A relação de Flávio Bolsonaro com Daniel Vorcaro e os pagamentos ligados à produção de um filme sobre Jair Bolsonaro são o centro de uma coluna que questiona as versões apresentadas pelo senador no caso do Banco Master. O texto também critica a tentativa de distribuir a responsabilidade pelo episódio entre diferentes grupos políticos.
Antes da divulgação das reportagens sobre o caso, Flávio havia cobrado uma ampla apuração sobre a corrupção envolvendo o banco. Na ocasião, usou uma camisa com a frase: “O Pix é do Bolsonaro. O Master é do Lula.”
Depois, ao ser questionado pessoalmente sobre uma possível negociação com Vorcaro para financiar o filme, o senador negou os pagamentos, chamou o jornalista de “militante” e repetiu que se tratava de dinheiro privado. A coluna afirma que, na mesma resposta, ele acabou admitindo o recebimento dos valores.
Conversas divulgadas posteriormente mostraram, segundo o texto, uma relação próxima entre Flávio e Vorcaro. Em uma das mensagens, o senador escreveu: “Estou e estarei contigo sempre”. A declaração teria sido enviada um dia antes da prisão do banqueiro.
Divergências sobre o dinheiro
A coluna cita uma checagem que atribuiu ao senador ao menos 12 mentiras sobre o caso antes da publicação das reportagens. Também afirma que Flávio reconheceu ter recebido dinheiro de Vorcaro para o filme, enquanto a produtora, com apoio de Eduardo Bolsonaro e Paulo Figueiredo, negou ter recebido qualquer valor.

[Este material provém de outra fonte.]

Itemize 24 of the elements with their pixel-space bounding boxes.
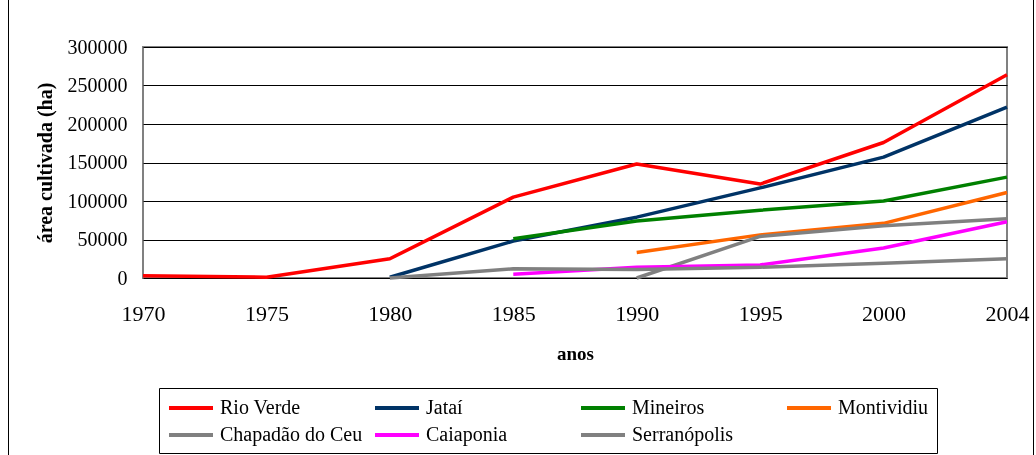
x-tick-label: 2004 xyxy=(985,300,1030,326)
x-tick-label: 1975 xyxy=(244,300,289,326)
legend-label: Chapadão do Ceu xyxy=(220,423,363,446)
x-tick-label: 1980 xyxy=(368,300,413,326)
x-tick-label: 1995 xyxy=(738,300,783,326)
y-tick-label: 100000 xyxy=(67,189,128,212)
x-tick-label: 1990 xyxy=(615,300,660,326)
y-tick-label: 200000 xyxy=(67,112,128,135)
legend-label: Mineiros xyxy=(632,396,705,418)
y-tick-label: 250000 xyxy=(67,74,128,96)
legend-label: Serranópolis xyxy=(632,423,734,446)
y-tick-label: 0 xyxy=(117,266,128,289)
legend-label: Rio Verde xyxy=(220,396,301,418)
y-axis-title: área cultivada (ha) xyxy=(33,82,57,244)
x-tick-label: 2000 xyxy=(862,300,907,326)
x-axis-title: anos xyxy=(557,342,594,364)
x-tick-label: 1970 xyxy=(121,300,166,326)
y-tick-label: 50000 xyxy=(77,228,128,250)
y-tick-label: 300000 xyxy=(67,35,128,58)
x-tick-label: 1985 xyxy=(491,300,536,326)
legend-label: Caiaponia xyxy=(426,423,508,446)
legend-label: Jataí xyxy=(426,396,464,418)
y-tick-label: 150000 xyxy=(67,151,128,173)
legend-label: Montividiu xyxy=(838,396,929,418)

O texto menciona ainda uma negociação de R$ 134 milhões para bancar a produção e afirma que o filme não teria recebido os R$ 61 milhões combinados. A coluna relaciona essa divergência a denúncias de problemas na produção, como alimentação insuficiente, jornadas longas e atrasos de pagamento.

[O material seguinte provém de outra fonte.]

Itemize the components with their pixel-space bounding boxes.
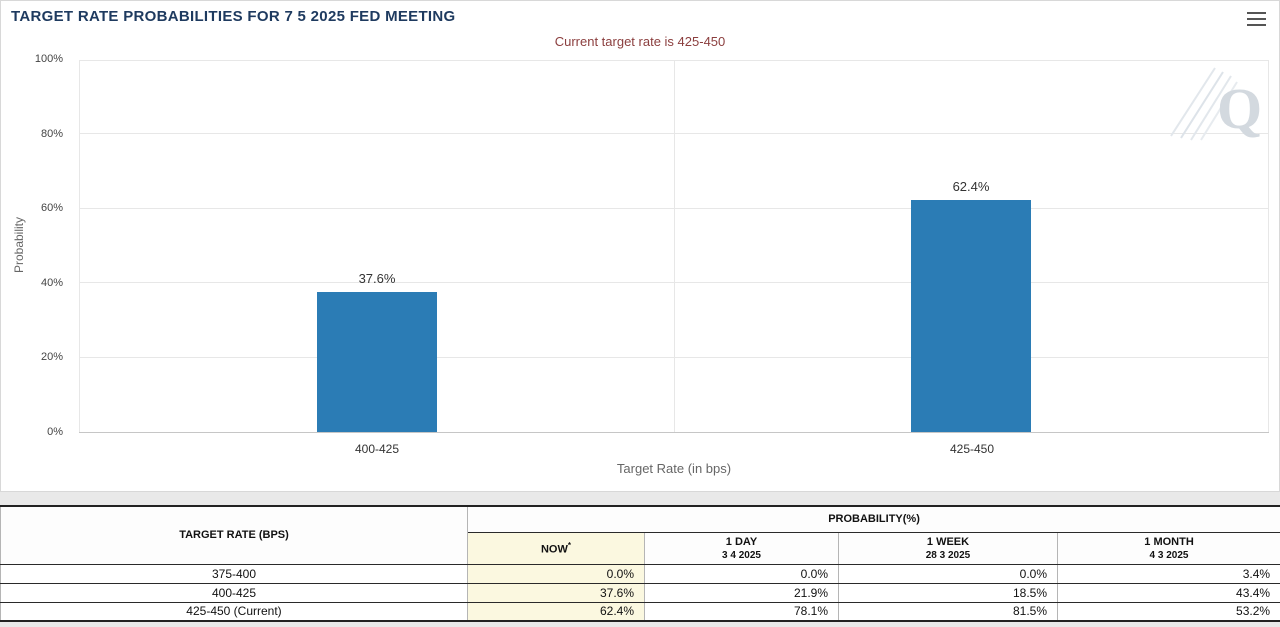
- col-header-1-day-label: 1 DAY: [725, 535, 758, 548]
- table-row: 425-450 (Current) 62.4% 78.1% 81.5% 53.2…: [0, 601, 1280, 622]
- col-group-header-probability: PROBABILITY(%): [466, 505, 1280, 533]
- bar-400-425[interactable]: 37.6%: [317, 271, 437, 432]
- y-axis-title: Probability: [12, 216, 26, 274]
- y-tick-label: 80%: [40, 128, 63, 140]
- col-header-1-week-label: 1 WEEK: [926, 535, 970, 548]
- bar-rect: [317, 292, 437, 432]
- month-value-cell: 3.4%: [1056, 563, 1280, 584]
- x-category-label: 400-425: [354, 442, 400, 456]
- y-tick-label: 60%: [40, 202, 63, 214]
- probability-table: TARGET RATE (BPS) PROBABILITY(%) NOW* 1 …: [0, 505, 1280, 622]
- col-header-1-week: 1 WEEK 28 3 2025: [838, 531, 1058, 565]
- y-tick-label: 100%: [34, 53, 63, 65]
- fedwatch-chart-panel: TARGET RATE PROBABILITIES FOR 7 5 2025 F…: [0, 0, 1280, 492]
- day-value-cell: 78.1%: [644, 601, 839, 622]
- gridline: [79, 60, 80, 432]
- week-value-cell: 18.5%: [838, 582, 1058, 603]
- rate-cell: 375-400: [0, 563, 468, 584]
- rate-cell: 425-450 (Current): [0, 601, 468, 622]
- x-axis-title: Target Rate (in bps): [616, 461, 732, 476]
- hamburger-line: [1247, 12, 1266, 14]
- y-tick-label: 40%: [40, 277, 63, 289]
- plot-area: Q 37.6% 62.4%: [79, 60, 1269, 433]
- now-value-cell: 0.0%: [467, 563, 645, 584]
- col-header-now: NOW*: [467, 531, 645, 565]
- col-header-1-month-label: 1 MONTH: [1144, 535, 1194, 548]
- bar-425-450[interactable]: 62.4%: [911, 179, 1031, 432]
- q-watermark-icon: Q: [1170, 67, 1261, 141]
- probability-table-section: TARGET RATE (BPS) PROBABILITY(%) NOW* 1 …: [0, 505, 1280, 622]
- svg-text:Q: Q: [1217, 76, 1261, 141]
- col-header-1-day-date: 3 4 2025: [722, 549, 761, 561]
- bar-data-label: 37.6%: [358, 271, 396, 287]
- chart-title: TARGET RATE PROBABILITIES FOR 7 5 2025 F…: [11, 8, 456, 25]
- table-row: 400-425 37.6% 21.9% 18.5% 43.4%: [0, 582, 1280, 603]
- col-header-target-rate: TARGET RATE (BPS): [0, 505, 468, 565]
- day-value-cell: 0.0%: [644, 563, 839, 584]
- gridline: [1268, 60, 1269, 432]
- bar-data-label: 62.4%: [952, 178, 990, 194]
- col-header-1-day: 1 DAY 3 4 2025: [644, 531, 839, 565]
- week-value-cell: 0.0%: [838, 563, 1058, 584]
- now-value-cell: 37.6%: [467, 582, 645, 603]
- col-header-now-label: NOW: [540, 543, 568, 556]
- col-header-1-week-date: 28 3 2025: [925, 549, 971, 561]
- day-value-cell: 21.9%: [644, 582, 839, 603]
- now-asterisk: *: [567, 540, 571, 550]
- bar-rect: [911, 199, 1031, 432]
- hamburger-menu-icon[interactable]: [1247, 12, 1266, 26]
- month-value-cell: 43.4%: [1056, 582, 1280, 603]
- table-row: 375-400 0.0% 0.0% 0.0% 3.4%: [0, 563, 1280, 584]
- week-value-cell: 81.5%: [838, 601, 1058, 622]
- col-header-1-month: 1 MONTH 4 3 2025: [1056, 531, 1280, 565]
- rate-cell: 400-425: [0, 582, 468, 603]
- gridline: [674, 60, 675, 432]
- chart-subtitle: Current target rate is 425-450: [554, 34, 726, 49]
- hamburger-line: [1247, 24, 1266, 26]
- y-tick-label: 20%: [40, 351, 63, 363]
- y-tick-label: 0%: [47, 426, 63, 438]
- now-value-cell: 62.4%: [467, 601, 645, 622]
- month-value-cell: 53.2%: [1056, 601, 1280, 622]
- x-category-label: 425-450: [949, 442, 995, 456]
- hamburger-line: [1247, 18, 1266, 20]
- col-header-1-month-date: 4 3 2025: [1149, 549, 1189, 561]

Outra suspeita citada é a de que recursos destinados ao filme teriam sido transferidos por uma empresa ligada a Vorcaro para um fundo controlado por aliados de Eduardo Bolsonaro e sediado no Texas, nos Estados Unidos. A Polícia Federal teria levantado a hipótese de que o dinheiro foi usado para custear despesas de Eduardo no país.
O texto também relata conversas sobre uma possível reunião entre Vorcaro e Jair Bolsonaro em uma mansão em Brasília. O encontro teria como objetivo discutir apoio financeiro para a produção de “Dark Horse”, mas não há confirmação de que a reunião tenha ocorrido. A coluna afirma, porém, que houve transferência de dinheiro para o filme.
Na avaliação apresentada, o caso foi tratado inicialmente como ligado ao bolsonarismo, mas passou a ser descrito por parte da imprensa como um escândalo suprapartidário. A coluna contesta essa interpretação e questiona a existência de evidências para afirmar que Vorcaro também financiou um filme sobre Lula.
O texto conclui que as diferentes versões sobre os pagamentos, a relação entre Flávio e Vorcaro e o destino dos recursos ampliaram a pressão política sobre o senador.